5. Si les actes administratifs, et notamment les avis de mise en recouvrement, doivent être pris selon les formes et conformément aux procédures prévues par les lois et règlements, un vice affectant la forme ou la procédure, suivie à titre obligatoire ou facultatif, n'est de nature à entraîner la décharge de l'imposition que s'il résulte de l'instruction qu'il a été susceptible d'exercer, dans les circonstances particulières de l'espèce, une influence sur le sens de la décision prise ou qu'il a privé l'intéressé d'une garantie, à savoir de la possibilité de critiquer utilement les redressements mis à sa charge.
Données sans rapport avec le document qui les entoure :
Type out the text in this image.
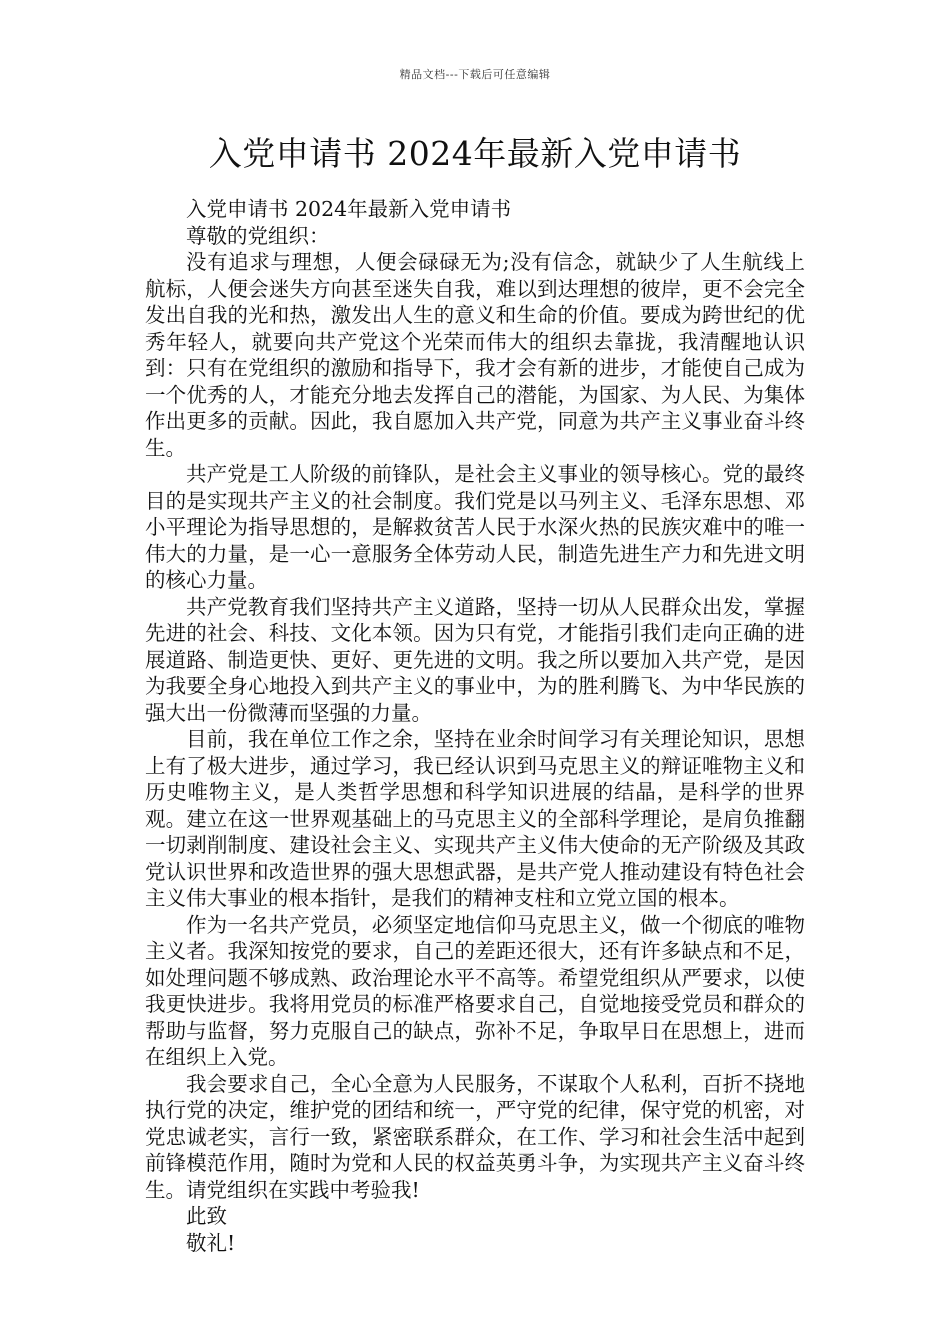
精品文档---下载后可任意编辑
入党申请书 2024年最新入党申请书

入党申请书 2024年最新入党申请书

尊敬的党组织：

没有追求与理想，人便会碌碌无为;没有信念，就缺少了人生航线上航标，人便会迷失方向甚至迷失自我，难以到达理想的彼岸，更不会完全发出自我的光和热，激发出人生的意义和生命的价值。要成为跨世纪的优秀年轻人，就要向共产党这个光荣而伟大的组织去靠拢，我清醒地认识到：只有在党组织的激励和指导下，我才会有新的进步，才能使自己成为一个优秀的人，才能充分地去发挥自己的潜能，为国家、为人民、为集体作出更多的贡献。因此，我自愿加入共产党，同意为共产主义事业奋斗终生。

共产党是工人阶级的前锋队，是社会主义事业的领导核心。党的最终目的是实现共产主义的社会制度。我们党是以马列主义、毛泽东思想、邓小平理论为指导思想的，是解救贫苦人民于水深火热的民族灾难中的唯一伟大的力量，是一心一意服务全体劳动人民，制造先进生产力和先进文明的核心力量。

共产党教育我们坚持共产主义道路，坚持一切从人民群众出发，掌握先进的社会、科技、文化本领。因为只有党，才能指引我们走向正确的进展道路、制造更快、更好、更先进的文明。我之所以要加入共产党，是因为我要全身心地投入到共产主义的事业中，为的胜利腾飞、为中华民族的强大出一份微薄而坚强的力量。

目前，我在单位工作之余，坚持在业余时间学习有关理论知识，思想上有了极大进步，通过学习，我已经认识到马克思主义的辩证唯物主义和历史唯物主义，是人类哲学思想和科学知识进展的结晶，是科学的世界观。建立在这一世界观基础上的马克思主义的全部科学理论，是肩负推翻一切剥削制度、建设社会主义、实现共产主义伟大使命的无产阶级及其政党认识世界和改造世界的强大思想武器，是共产党人推动建设有特色社会主义伟大事业的根本指针，是我们的精神支柱和立党立国的根本。

作为一名共产党员，必须坚定地信仰马克思主义，做一个彻底的唯物主义者。我深知按党的要求，自己的差距还很大，还有许多缺点和不足，如处理问题不够成熟、政治理论水平不高等。希望党组织从严要求，以使我更快进步。我将用党员的标准严格要求自己，自觉地接受党员和群众的帮助与监督，努力克服自己的缺点，弥补不足，争取早日在思想上，进而在组织上入党。

我会要求自己，全心全意为人民服务，不谋取个人私利，百折不挠地执行党的决定，维护党的团结和统一，严守党的纪律，保守党的机密，对党忠诚老实，言行一致，紧密联系群众，在工作、学习和社会生活中起到前锋模范作用，随时为党和人民的权益英勇斗争，为实现共产主义奋斗终生。请党组织在实践中考验我!

此致

敬礼!
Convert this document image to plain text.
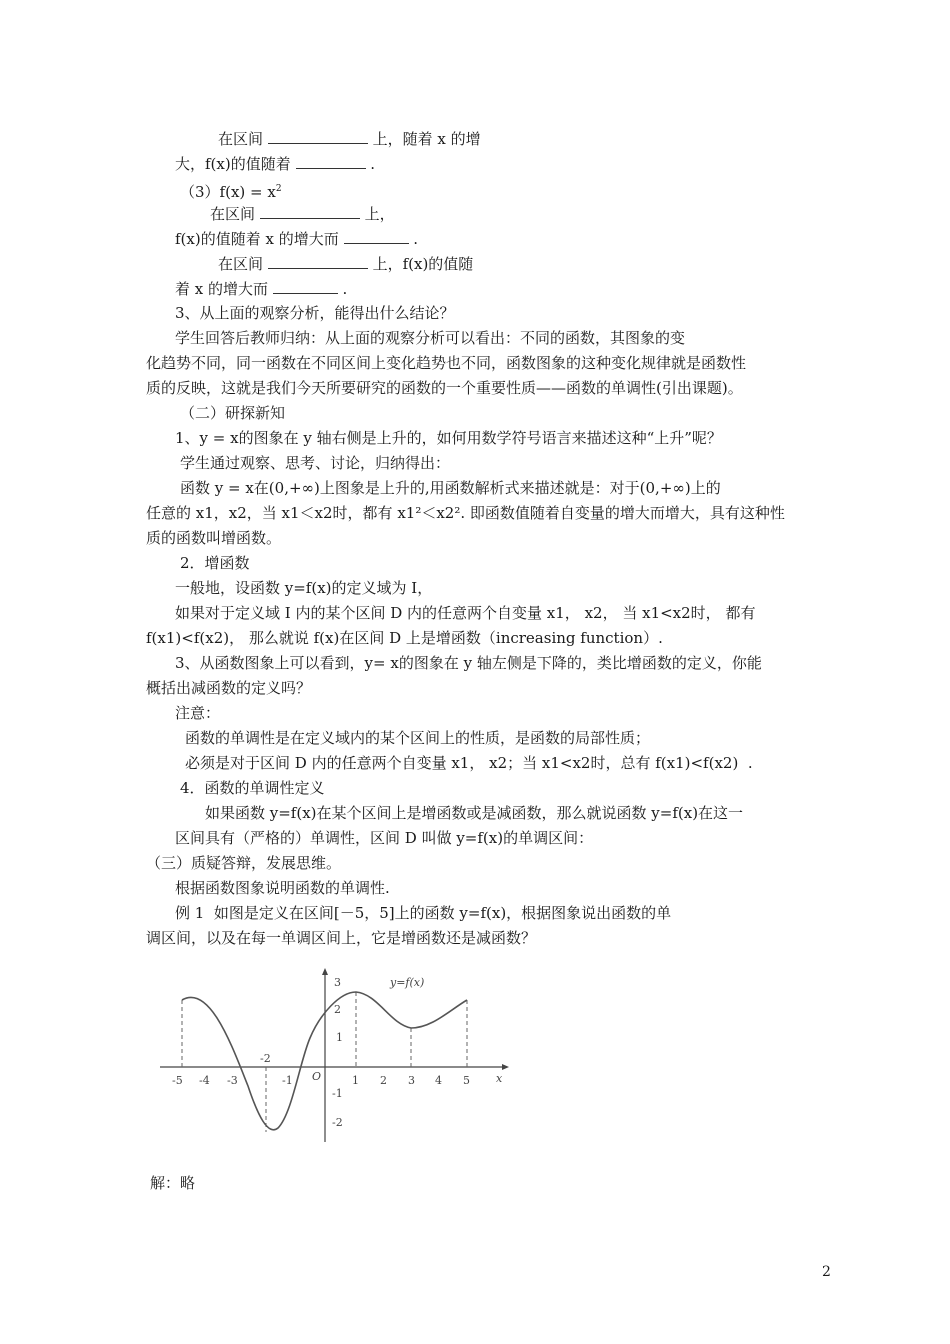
在区间	上，随着 x 的增
大，f(x)的值随着	.
$(3)f(x) = x^2$
在区间	上，
f(x)的值随着 x 的增大而	.
在区间	上，f(x)的值随
着 x 的增大而	.
3、从上面的观察分析，能得出什么结论？
学生回答后教师归纳：从上面的观察分析可以看出：不同的函数，其图象的变
化趋势不同，同一函数在不同区间上变化趋势也不同，函数图象的这种变化规律就是函数性
质的反映，这就是我们今天所要研究的函数的一个重要性质——函数的单调性(引出课题)。
（二）研探新知
1、y = x的图象在 y 轴右侧是上升的，如何用数学符号语言来描述这种“上升”呢？
学生通过观察、思考、讨论，归纳得出：
函数 y = x在(0,+∞)上图象是上升的,用函数解析式来描述就是：对于(0,+∞)上的
任意的 x1，x2，当 x1＜x2时，都有 x1²＜x2². 即函数值随着自变量的增大而增大，具有这种性
质的函数叫增函数。
2．增函数
一般地，设函数 y=f(x)的定义域为 I，
如果对于定义域 I 内的某个区间 D 内的任意两个自变量 x1， x2， 当 x1<x2时， 都有
f(x1)<f(x2)， 那么就说 f(x)在区间 D 上是增函数（increasing function）.
3、从函数图象上可以看到，y= x的图象在 y 轴左侧是下降的，类比增函数的定义，你能
概括出减函数的定义吗？
注意：
函数的单调性是在定义域内的某个区间上的性质，是函数的局部性质；
必须是对于区间 D 内的任意两个自变量 x1， x2；当 x1<x2时，总有 f(x1)<f(x2)  .
4．函数的单调性定义
如果函数 y=f(x)在某个区间上是增函数或是减函数，那么就说函数 y=f(x)在这一
区间具有（严格的）单调性，区间 D 叫做 y=f(x)的单调区间：
（三）质疑答辩，发展思维。
根据函数图象说明函数的单调性.
例 1  如图是定义在区间[－5，5]上的函数 y=f(x)，根据图象说出函数的单
调区间，以及在每一单调区间上，它是增函数还是减函数？
-5 -4 -3
-2
-1 O	1 2 3 4 5 x
3
2
1
-1
-2
y=f(x)
解：略
2
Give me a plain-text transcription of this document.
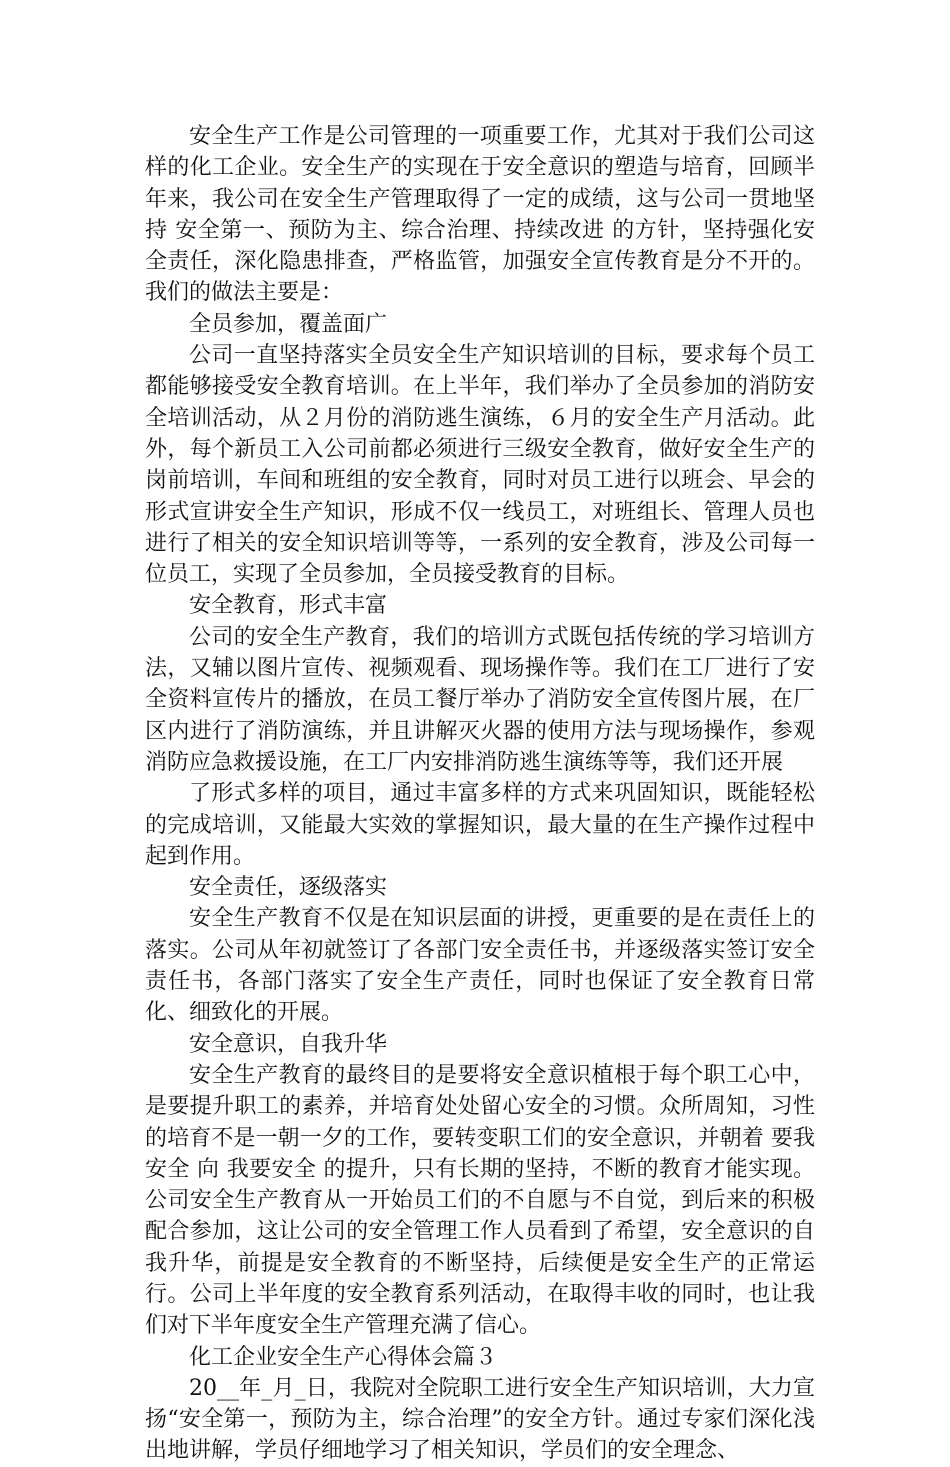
安全生产工作是公司管理的一项重要工作，尤其对于我们公司这样的化工企业。安全生产的实现在于安全意识的塑造与培育，回顾半年来，我公司在安全生产管理取得了一定的成绩，这与公司一贯地坚持 安全第一、预防为主、综合治理、持续改进 的方针，坚持强化安全责任，深化隐患排查，严格监管，加强安全宣传教育是分不开的。我们的做法主要是：

全员参加，覆盖面广

公司一直坚持落实全员安全生产知识培训的目标，要求每个员工都能够接受安全教育培训。在上半年，我们举办了全员参加的消防安全培训活动，从２月份的消防逃生演练，６月的安全生产月活动。此外，每个新员工入公司前都必须进行三级安全教育，做好安全生产的岗前培训，车间和班组的安全教育，同时对员工进行以班会、早会的形式宣讲安全生产知识，形成不仅一线员工，对班组长、管理人员也进行了相关的安全知识培训等等，一系列的安全教育，涉及公司每一位员工，实现了全员参加，全员接受教育的目标。

安全教育，形式丰富

公司的安全生产教育，我们的培训方式既包括传统的学习培训方法，又辅以图片宣传、视频观看、现场操作等。我们在工厂进行了安全资料宣传片的播放，在员工餐厅举办了消防安全宣传图片展，在厂区内进行了消防演练，并且讲解灭火器的使用方法与现场操作，参观消防应急救援设施，在工厂内安排消防逃生演练等等，我们还开展

了形式多样的项目，通过丰富多样的方式来巩固知识，既能轻松的完成培训，又能最大实效的掌握知识，最大量的在生产操作过程中起到作用。

安全责任，逐级落实

安全生产教育不仅是在知识层面的讲授，更重要的是在责任上的落实。公司从年初就签订了各部门安全责任书，并逐级落实签订安全责任书，各部门落实了安全生产责任，同时也保证了安全教育日常化、细致化的开展。

安全意识，自我升华

安全生产教育的最终目的是要将安全意识植根于每个职工心中，是要提升职工的素养，并培育处处留心安全的习惯。众所周知，习性的培育不是一朝一夕的工作，要转变职工们的安全意识，并朝着 要我安全 向 我要安全 的提升，只有长期的坚持，不断的教育才能实现。公司安全生产教育从一开始员工们的不自愿与不自觉，到后来的积极配合参加，这让公司的安全管理工作人员看到了希望，安全意识的自我升华，前提是安全教育的不断坚持，后续便是安全生产的正常运行。公司上半年度的安全教育系列活动，在取得丰收的同时，也让我们对下半年度安全生产管理充满了信心。

化工企业安全生产心得体会篇３

20__年_月_日，我院对全院职工进行安全生产知识培训，大力宣扬“安全第一，预防为主，综合治理”的安全方针。通过专家们深化浅出地讲解，学员仔细地学习了相关知识，学员们的安全理念、
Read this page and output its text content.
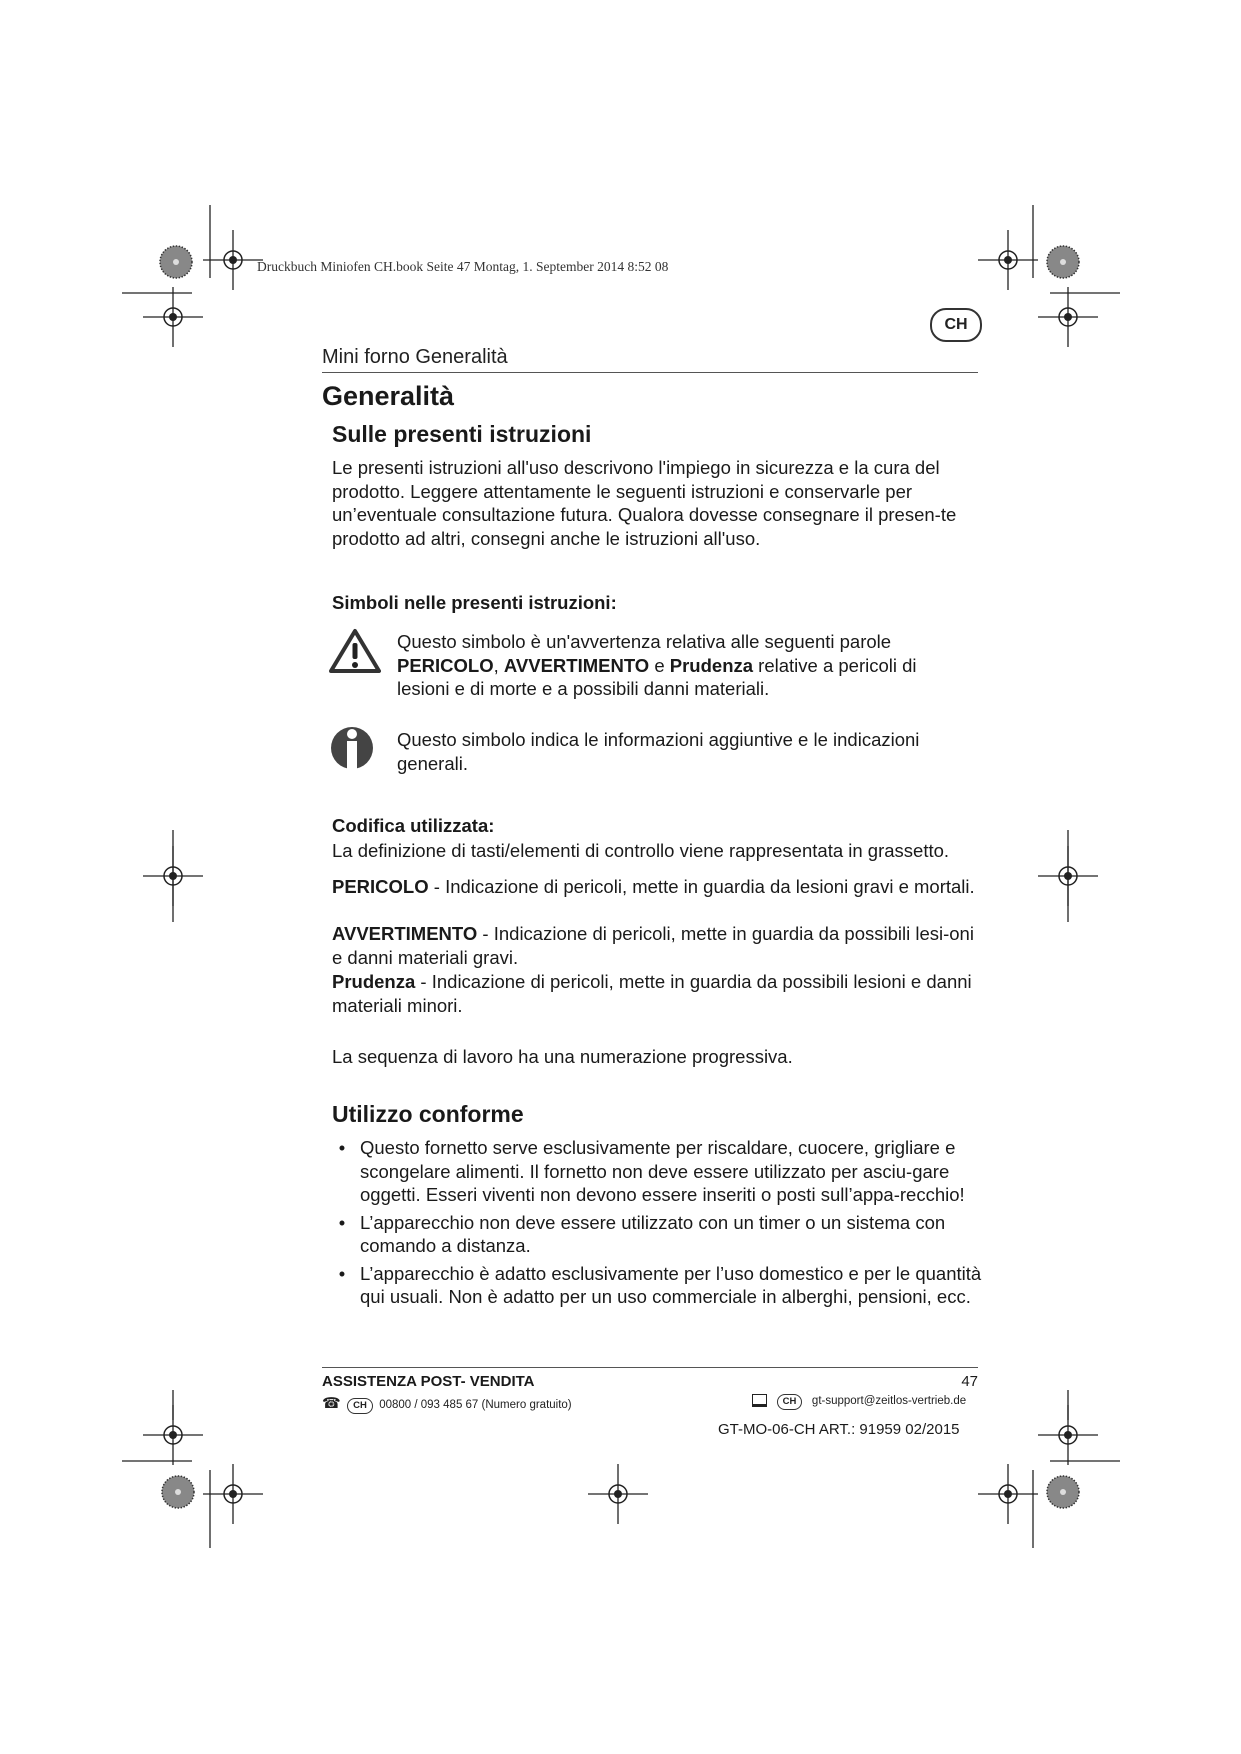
Druckbuch Miniofen CH.book Seite 47 Montag, 1. September 2014 8:52 08
CH
Mini forno Generalità
Generalità
Sulle presenti istruzioni
Le presenti istruzioni all'uso descrivono l'impiego in sicurezza e la cura del prodotto. Leggere attentamente le seguenti istruzioni e conservarle per un’eventuale consultazione futura. Qualora dovesse consegnare il presen-te prodotto ad altri, consegni anche le istruzioni all'uso.
Simboli nelle presenti istruzioni:
Questo simbolo è un'avvertenza relativa alle seguenti parole PERICOLO, AVVERTIMENTO e Prudenza relative a pericoli di lesioni e di morte e a possibili danni materiali.
Questo simbolo indica le informazioni aggiuntive e le indicazioni generali.
Codifica utilizzata:
La definizione di tasti/elementi di controllo viene rappresentata in grassetto.
PERICOLO - Indicazione di pericoli, mette in guardia da lesioni gravi e mortali.
AVVERTIMENTO - Indicazione di pericoli, mette in guardia da possibili lesi-oni e danni materiali gravi.
Prudenza - Indicazione di pericoli, mette in guardia da possibili lesioni e danni materiali minori.
La sequenza di lavoro ha una numerazione progressiva.
Utilizzo conforme
• Questo fornetto serve esclusivamente per riscaldare, cuocere, grigliare e scongelare alimenti. Il fornetto non deve essere utilizzato per asciu-gare oggetti. Esseri viventi non devono essere inseriti o posti sull’appa-recchio!
• L’apparecchio non deve essere utilizzato con un timer o un sistema con comando a distanza.
• L’apparecchio è adatto esclusivamente per l’uso domestico e per le quantità qui usuali. Non è adatto per un uso commerciale in alberghi, pensioni, ecc.
ASSISTENZA POST- VENDITA	47
☎ CH 00800 / 093 485 67 (Numero gratuito)	CH gt-support@zeitlos-vertrieb.de
GT-MO-06-CH ART.: 91959 02/2015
6. L'avis de mise en recouvrement du 31 août 2017 vise la proposition de rectification du 10 décembre 2015, la réponse aux observations du 31 mars 2016 et l'avis de la commission départementale des impôts directs et des taxes sur le chiffre d'affaires notifié le 8 août 2017, sans faire référence à la lettre du 22 septembre 2016 du chef de la brigade de vérification informant la société, à l'issu du recours hiérarchique, d'une réduction du montant des rectifications qui seraient mises en recouvrement en matière de taxe sur la valeur ajoutée et d'impôts sur les sociétés. Par suite, l'avis de mise en recouvrement est entaché, dans cette seule mesure, d'un vice de forme au regard des exigences de l'article R. 256-1 du livre des procédures fiscales. Toutefois, il résulte de l'instruction que la SAS Medya Viandes a reçu, le 3 octobre 2016, le compte-rendu du recours hiérarchique du 22 septembre 2016 qui a réduit les rectifications litigieuses, et que les montants des rectifications mises en recouvrement correspondent à ceux retenus par l'administration à l'issue du recours hiérarchique. En outre, la notification de l'avis de la commission du 8 août 2017, à laquelle l'avis de mise en recouvrement fait référence, renvoie expressément aux rectifications issues du compte-rendu du recours hiérarchique du 22 septembre 2016. Dans ces conditions, la SAS Medya Viandes n'a été privé ni d'une garantie ni de la possibilité de critiquer utilement les impositions mises à sa charge. Par suite, le moyen tiré de la méconnaissance des dispositions de l'article R. 256-1 du livre des procédures fiscales n'est pas susceptible d'entraîner la décharge des impositions.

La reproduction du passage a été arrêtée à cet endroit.